Given the header on my piece this week, I’m sure you can guess where I’m going with this. There is no such thing as an ‘injury-free self’ when it comes to being in your extremely-late thirties and trampolines. We surprised our kids with one this past Easter, and after frantic initial jumping sessions at every spare opportunity for them, the thing went largely unnoticed for a good chunk of the summer. Typical, I know. Just one more gigantic obstacle to shimmy around the backyard when you’re trying to cut the grass.
Our trampoline has experienced a renaissance in the last couple weeks, with Finn, Piper and usually a bunch of neighbour kids all crowding on to it for some joyous jumping. I have been on it maybe four times since we got it. One time too many evidently.
Mind you, I’m probably playing this up a little too much, it wasn’t a significant injury. But it was a very self-induced one. My kids and I were having a jump after supper last Thursday evening, and all I did was (what used to be) a simple maneuver where you jump high in the air, bounce on the canvass on your back, and land back on your feet. But when you have a spine shaped like a question mark, nothing is simple on a trampoline. Said questioning spine no doubt asked me in the air as I was coming down, are you sure you want to do this?
The short answer is no, and the result was subtle and slow in onset. I knew I had immediately ‘buggered something up’ as my old man is fond of saying. In truth, it felt like my left hip had become dislocated from my lower back. I could barely walk by bedtime, but in the morning it was miraculously gone.

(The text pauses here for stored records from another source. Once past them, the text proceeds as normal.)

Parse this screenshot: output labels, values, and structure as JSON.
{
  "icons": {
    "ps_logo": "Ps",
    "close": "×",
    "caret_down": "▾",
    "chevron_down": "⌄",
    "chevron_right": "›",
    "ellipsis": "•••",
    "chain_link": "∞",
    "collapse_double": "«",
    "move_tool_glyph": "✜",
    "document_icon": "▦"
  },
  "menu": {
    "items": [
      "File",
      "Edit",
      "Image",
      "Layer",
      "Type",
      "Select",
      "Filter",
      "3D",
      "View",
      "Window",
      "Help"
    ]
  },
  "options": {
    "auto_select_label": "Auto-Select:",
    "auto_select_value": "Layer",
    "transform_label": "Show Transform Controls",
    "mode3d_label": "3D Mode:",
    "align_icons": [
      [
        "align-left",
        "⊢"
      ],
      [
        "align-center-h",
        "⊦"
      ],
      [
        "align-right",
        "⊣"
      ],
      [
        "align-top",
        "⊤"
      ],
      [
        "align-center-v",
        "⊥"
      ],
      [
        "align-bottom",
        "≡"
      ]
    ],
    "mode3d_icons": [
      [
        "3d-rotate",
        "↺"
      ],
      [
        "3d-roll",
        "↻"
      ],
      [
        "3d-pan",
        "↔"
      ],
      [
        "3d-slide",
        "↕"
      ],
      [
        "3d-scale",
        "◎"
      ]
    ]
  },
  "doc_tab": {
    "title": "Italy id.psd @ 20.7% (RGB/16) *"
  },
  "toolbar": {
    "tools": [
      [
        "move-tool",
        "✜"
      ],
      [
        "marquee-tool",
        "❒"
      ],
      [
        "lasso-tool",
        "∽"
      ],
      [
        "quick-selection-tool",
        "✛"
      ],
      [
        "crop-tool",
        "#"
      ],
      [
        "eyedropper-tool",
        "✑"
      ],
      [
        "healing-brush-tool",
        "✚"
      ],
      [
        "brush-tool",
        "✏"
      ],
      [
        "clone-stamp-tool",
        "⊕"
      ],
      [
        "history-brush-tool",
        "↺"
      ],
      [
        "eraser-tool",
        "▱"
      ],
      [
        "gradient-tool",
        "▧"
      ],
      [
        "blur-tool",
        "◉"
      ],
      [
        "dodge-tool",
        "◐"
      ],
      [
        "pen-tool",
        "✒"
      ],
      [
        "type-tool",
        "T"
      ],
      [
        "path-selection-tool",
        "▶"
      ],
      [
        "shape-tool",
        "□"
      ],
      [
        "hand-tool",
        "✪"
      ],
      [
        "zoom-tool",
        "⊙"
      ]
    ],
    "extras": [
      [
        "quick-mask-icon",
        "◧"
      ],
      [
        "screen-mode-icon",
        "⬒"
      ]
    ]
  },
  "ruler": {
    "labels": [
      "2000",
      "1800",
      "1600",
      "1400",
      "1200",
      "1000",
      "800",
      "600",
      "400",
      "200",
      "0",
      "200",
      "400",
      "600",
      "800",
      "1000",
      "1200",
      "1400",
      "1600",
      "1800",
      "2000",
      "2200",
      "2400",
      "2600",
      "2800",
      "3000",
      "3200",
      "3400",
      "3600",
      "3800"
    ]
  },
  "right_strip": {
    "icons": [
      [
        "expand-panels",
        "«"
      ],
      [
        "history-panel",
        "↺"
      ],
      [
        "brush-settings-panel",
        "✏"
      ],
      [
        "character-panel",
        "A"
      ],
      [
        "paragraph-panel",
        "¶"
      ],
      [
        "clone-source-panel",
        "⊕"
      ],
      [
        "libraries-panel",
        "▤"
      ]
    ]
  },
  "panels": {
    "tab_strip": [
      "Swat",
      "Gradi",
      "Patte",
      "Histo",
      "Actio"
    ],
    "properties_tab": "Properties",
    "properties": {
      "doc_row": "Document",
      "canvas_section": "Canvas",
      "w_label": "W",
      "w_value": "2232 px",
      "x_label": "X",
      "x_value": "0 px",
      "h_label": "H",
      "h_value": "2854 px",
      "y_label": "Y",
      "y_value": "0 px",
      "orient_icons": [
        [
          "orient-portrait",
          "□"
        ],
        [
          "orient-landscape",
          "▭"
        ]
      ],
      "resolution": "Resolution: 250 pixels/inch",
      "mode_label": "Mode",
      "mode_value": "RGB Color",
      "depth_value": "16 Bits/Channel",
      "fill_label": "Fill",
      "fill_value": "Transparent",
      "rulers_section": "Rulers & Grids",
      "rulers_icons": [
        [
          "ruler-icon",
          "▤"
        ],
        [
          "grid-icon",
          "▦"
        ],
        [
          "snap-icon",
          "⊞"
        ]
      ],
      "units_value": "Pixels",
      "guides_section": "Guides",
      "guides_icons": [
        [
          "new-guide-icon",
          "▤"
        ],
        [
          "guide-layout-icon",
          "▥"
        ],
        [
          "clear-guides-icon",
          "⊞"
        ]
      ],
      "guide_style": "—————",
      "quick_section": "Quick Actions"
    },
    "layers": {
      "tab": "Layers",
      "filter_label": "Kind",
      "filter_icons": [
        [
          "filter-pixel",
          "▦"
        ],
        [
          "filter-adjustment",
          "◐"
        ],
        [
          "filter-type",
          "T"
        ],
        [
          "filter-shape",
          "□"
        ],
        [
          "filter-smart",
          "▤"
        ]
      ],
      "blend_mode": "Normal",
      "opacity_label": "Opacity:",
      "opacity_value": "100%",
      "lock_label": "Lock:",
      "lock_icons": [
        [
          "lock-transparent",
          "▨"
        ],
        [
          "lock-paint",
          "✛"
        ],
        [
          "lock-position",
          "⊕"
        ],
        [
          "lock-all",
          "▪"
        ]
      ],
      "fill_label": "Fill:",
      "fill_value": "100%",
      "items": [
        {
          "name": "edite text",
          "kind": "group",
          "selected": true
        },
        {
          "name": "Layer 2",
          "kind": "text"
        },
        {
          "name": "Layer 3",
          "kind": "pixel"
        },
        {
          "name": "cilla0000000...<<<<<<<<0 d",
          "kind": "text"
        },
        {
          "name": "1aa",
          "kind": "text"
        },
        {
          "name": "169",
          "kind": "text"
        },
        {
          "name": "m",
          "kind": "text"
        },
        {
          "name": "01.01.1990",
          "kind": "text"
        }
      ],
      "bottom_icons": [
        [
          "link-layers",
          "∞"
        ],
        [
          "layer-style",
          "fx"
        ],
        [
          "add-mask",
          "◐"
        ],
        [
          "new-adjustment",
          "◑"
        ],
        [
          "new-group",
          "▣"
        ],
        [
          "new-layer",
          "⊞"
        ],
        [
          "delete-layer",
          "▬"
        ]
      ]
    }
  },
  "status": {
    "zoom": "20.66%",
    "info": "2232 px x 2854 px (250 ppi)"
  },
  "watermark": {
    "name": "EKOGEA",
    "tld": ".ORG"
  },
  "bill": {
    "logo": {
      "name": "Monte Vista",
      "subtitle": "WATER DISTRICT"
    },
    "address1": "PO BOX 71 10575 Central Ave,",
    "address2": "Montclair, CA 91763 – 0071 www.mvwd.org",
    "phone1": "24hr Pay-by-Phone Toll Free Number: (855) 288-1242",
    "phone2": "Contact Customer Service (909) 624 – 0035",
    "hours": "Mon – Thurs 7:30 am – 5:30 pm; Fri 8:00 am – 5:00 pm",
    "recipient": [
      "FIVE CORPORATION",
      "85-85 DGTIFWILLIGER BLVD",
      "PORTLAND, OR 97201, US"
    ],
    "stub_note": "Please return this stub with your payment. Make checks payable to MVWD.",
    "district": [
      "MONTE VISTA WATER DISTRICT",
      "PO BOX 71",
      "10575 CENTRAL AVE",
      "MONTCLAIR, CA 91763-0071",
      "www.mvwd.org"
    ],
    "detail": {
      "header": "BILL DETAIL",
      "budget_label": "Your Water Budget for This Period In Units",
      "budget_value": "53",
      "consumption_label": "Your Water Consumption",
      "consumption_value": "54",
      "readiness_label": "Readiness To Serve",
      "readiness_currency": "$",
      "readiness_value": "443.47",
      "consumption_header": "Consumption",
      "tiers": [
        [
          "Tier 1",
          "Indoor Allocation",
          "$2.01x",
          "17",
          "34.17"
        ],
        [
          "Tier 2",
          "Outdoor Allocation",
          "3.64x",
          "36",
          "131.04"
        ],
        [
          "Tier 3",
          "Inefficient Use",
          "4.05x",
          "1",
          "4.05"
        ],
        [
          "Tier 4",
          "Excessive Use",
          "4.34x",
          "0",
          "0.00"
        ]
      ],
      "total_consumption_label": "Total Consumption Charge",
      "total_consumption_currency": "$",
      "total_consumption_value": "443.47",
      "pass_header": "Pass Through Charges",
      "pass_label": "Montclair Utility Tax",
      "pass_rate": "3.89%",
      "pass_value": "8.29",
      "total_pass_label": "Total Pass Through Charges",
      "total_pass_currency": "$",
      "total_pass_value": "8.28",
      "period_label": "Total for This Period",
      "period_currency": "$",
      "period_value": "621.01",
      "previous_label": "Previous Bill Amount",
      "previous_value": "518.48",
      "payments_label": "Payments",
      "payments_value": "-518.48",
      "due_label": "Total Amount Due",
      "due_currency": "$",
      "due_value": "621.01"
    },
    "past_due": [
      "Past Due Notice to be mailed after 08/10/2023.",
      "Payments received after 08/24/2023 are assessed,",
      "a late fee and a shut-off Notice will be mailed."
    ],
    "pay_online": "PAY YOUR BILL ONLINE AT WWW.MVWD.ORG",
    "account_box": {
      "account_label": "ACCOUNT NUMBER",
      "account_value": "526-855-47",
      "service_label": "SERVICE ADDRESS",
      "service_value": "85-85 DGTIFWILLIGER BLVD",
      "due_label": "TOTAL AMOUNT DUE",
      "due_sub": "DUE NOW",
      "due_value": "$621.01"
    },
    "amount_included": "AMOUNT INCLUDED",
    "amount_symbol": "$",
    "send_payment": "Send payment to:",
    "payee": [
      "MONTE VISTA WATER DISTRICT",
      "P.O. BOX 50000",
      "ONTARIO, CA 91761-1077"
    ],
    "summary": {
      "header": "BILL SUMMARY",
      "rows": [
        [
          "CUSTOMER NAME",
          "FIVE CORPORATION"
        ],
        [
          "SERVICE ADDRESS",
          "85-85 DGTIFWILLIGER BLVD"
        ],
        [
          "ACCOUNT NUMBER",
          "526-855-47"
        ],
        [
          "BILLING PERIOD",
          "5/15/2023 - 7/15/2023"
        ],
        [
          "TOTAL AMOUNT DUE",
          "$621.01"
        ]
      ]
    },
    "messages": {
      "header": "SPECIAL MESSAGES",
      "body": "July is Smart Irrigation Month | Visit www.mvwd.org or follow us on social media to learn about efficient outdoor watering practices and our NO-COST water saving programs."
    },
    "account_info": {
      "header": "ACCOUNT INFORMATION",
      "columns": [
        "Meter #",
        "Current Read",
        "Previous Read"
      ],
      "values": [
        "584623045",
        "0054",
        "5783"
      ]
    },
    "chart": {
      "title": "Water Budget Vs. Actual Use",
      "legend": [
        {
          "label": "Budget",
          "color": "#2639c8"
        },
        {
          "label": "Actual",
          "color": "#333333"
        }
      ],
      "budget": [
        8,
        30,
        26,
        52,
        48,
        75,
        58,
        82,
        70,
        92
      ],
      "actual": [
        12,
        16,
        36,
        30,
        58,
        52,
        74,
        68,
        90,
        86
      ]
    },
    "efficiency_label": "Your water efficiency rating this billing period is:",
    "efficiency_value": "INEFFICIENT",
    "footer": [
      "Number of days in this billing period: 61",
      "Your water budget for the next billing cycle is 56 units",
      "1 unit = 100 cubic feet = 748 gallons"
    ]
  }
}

I’m glad that Finn talked me out of doing a flip shortly before that incident, after I had wondered aloud if I could still pull one off. Ever the Cautious Carl, he was quick to inform me that mom told him that the trampoline instructions said flips were strictly prohibited. Smart instructions. The last time I had attempted a flip was a couple years before on a friend’s trampoline, and I put my neck out for a week. Slow learner, or what?
So given my recent track record of trampolining – what was it, two injuries out of the last five jumps? – I have decided to stay clear of the thing altogether to stay on the safe side. A 40 per cent injury rate is a fairly poor statistic. Unless someone double-dog dares me to try a flip, of course. By the unwritten laws of universal trampolining, I have to accept or therefore be branded a chicken thereafter.
Besides, I have a 60 per cent chance of sticking the landing. And there’s a safety net to boot.